In the example dispatch.wsgi file, where it shows:

# edit your username below
sys.path.append("/home/username_on_heliohost/public_html")

should be:

# edit your username below
sys.path.append("/home/username_on_heliohost/public_html/hello")

which is the Django project root directory. Otherwise, you'll get a 500 Internal Server Error response because Python can't find the application module (that is at "/home/username_on_heliohost/public_html/hello/hello").

 

Would you change the Django application to the website's root in the future, you should update this line accordingly and also move the .htaccess file to the root (without changes).

 

Posted

Thanks for the help.

The content in the wiki has a contradiction

 

On local host, you have  two hello dirs

../hello/manage.py

../hello/hello/dispatch.wsgi

 

The tree output (right after the allowed_hosts section of wiki) shows that the project content was uploaded directly to public_html/  So, the top level hello is not on heliohost

you have:

../public_html/manage.py

../public_html/hello/dispatch.wsgi

 

The contradiction comes in the .htaccess file in the wiki.  It shows two hello levels whereas there is only one on heliohost per the tree output.

RewriteRule ^(.*)$ hello/hello/dispatch.wsgi/$1 [QSA,PT,L]

 

@leogama, sounds like you got it working by not putting project content in your public_html.  In other words, you kept the top level "hello"

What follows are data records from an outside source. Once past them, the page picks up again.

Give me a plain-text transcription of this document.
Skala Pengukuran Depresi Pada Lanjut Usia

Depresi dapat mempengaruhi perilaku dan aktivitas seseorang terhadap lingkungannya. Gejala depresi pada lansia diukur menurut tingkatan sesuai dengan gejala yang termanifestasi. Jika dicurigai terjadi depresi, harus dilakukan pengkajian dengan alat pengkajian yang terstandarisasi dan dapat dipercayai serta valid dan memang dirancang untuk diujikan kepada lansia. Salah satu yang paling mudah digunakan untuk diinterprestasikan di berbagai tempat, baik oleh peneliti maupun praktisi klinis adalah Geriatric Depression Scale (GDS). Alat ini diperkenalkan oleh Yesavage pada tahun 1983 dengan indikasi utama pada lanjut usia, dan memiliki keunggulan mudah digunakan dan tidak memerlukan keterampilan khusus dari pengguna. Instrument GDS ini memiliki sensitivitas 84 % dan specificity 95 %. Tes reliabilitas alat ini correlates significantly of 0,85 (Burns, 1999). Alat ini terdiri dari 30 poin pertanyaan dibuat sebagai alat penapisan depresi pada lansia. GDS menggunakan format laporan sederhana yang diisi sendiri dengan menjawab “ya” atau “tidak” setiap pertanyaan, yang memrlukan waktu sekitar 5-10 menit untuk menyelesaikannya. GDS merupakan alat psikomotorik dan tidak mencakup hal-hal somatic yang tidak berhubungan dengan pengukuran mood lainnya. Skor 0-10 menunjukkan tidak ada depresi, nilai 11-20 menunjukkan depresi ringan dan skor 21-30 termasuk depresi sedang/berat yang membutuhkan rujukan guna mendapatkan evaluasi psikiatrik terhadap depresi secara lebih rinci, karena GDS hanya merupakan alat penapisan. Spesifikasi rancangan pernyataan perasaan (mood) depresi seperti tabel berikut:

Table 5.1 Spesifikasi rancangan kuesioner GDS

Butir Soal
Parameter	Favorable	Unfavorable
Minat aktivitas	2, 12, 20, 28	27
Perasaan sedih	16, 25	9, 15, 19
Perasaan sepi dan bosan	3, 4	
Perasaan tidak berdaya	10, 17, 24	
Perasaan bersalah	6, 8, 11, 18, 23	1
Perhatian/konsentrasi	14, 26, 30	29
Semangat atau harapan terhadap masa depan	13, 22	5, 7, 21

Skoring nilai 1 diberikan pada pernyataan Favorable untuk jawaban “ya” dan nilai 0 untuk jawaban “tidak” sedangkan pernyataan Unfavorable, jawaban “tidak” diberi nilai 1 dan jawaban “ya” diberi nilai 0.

Can you share your tree view, .htaccess and dispatch.wsgi?

Posted (edited)

You're right, @logdog. The tutorial is contradictory in this regard.

 

This minimal setup worked for me (other files are not required):

$ tree public_html
public_html
├── django_test
│   ├── __init__.py
│   ├── dispatch.wsgi
│   ├── settings.py
│   ├── urls.py
│   ├── views.py
│   └── wsgi.py -> dispatch.wsgi
└── .htaccess

Files' content (__init__.py is empty):

 

.htaccess

RewriteEngine On
RewriteBase /
RewriteRule ^(media/.*)$ - [L]
RewriteRule ^(django_test/dispatch\.wsgi/.*)$ - [L]
RewriteRule ^(.*)$ django_test/dispatch.wsgi/$1 [QSA,PT,L]

dispatch.wsgi

import os, sys

# Change "username_on_heliohost" to the actual username
sys.path.append('/home/username_on_heliohost/public_html')

# More portable version
#from pathlib import Path
#sys.path.append(str(Path(__file__).parent.parent))

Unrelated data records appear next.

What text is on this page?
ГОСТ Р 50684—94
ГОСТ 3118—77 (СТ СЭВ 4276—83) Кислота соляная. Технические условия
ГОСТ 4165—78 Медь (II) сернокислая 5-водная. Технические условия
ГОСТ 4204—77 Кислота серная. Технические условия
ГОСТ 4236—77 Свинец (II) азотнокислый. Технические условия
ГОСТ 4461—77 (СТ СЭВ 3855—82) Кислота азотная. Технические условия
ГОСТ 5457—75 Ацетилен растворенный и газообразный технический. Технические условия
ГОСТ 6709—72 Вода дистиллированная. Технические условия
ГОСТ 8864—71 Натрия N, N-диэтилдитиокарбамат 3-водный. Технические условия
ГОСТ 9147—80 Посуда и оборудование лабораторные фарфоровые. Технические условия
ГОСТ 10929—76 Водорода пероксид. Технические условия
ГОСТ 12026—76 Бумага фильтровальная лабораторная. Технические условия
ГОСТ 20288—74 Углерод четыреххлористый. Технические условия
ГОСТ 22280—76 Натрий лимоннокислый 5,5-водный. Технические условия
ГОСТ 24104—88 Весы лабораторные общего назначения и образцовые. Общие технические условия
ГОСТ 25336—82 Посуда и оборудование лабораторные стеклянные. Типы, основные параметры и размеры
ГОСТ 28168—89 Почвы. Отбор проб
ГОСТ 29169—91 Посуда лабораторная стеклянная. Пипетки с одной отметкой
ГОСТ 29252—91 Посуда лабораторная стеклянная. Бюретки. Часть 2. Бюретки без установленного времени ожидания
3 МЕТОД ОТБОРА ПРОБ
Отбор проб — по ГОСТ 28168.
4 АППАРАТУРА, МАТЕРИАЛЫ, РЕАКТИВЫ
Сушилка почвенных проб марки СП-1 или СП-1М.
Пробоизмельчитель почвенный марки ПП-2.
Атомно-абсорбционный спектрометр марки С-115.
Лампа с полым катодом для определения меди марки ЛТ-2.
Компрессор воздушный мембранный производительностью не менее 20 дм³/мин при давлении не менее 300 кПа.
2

from django.core.wsgi import get_wsgi_application

os.environ['DJANGO_SETTINGS_MODULE'] = 'django_test.settings'

application = get_wsgi_application()

settings.py

SECRET_KEY = 'CHANGE THIS!'
ALLOWED_HOSTS = ['*']
ROOT_URLCONF = 'django_test.urls'

urls.py

from django.urls import path

from . import views

urlpatterns = [
    path('', views.index),
]

views.py

from django.http import HttpResponse

def index(request):
    return HttpResponse("Hello, World!")

Hope it helps :rolleyes:

Edited by leogama
  • Like 1
Posted

Thanks @leogama.  I copied everything you did and it worked for me.  Now I have a base to try my app from.

 

RE: the wiki, I'm not sure what the best way to fix it is (one hello dir or two?)

Posted

The reason the wiki has two hello directories is because that is the way the command

django-admin startproject hello

creates the code, and then you can upload it to the server by symlinking dispatch.wsgi and adding the .htaccess. Obviously it will work with other directory configurations.

  • 2 months later...
Posted (edited)

@leogama you are a legend! I'd been trying to get my darn website working for ages before finding your post.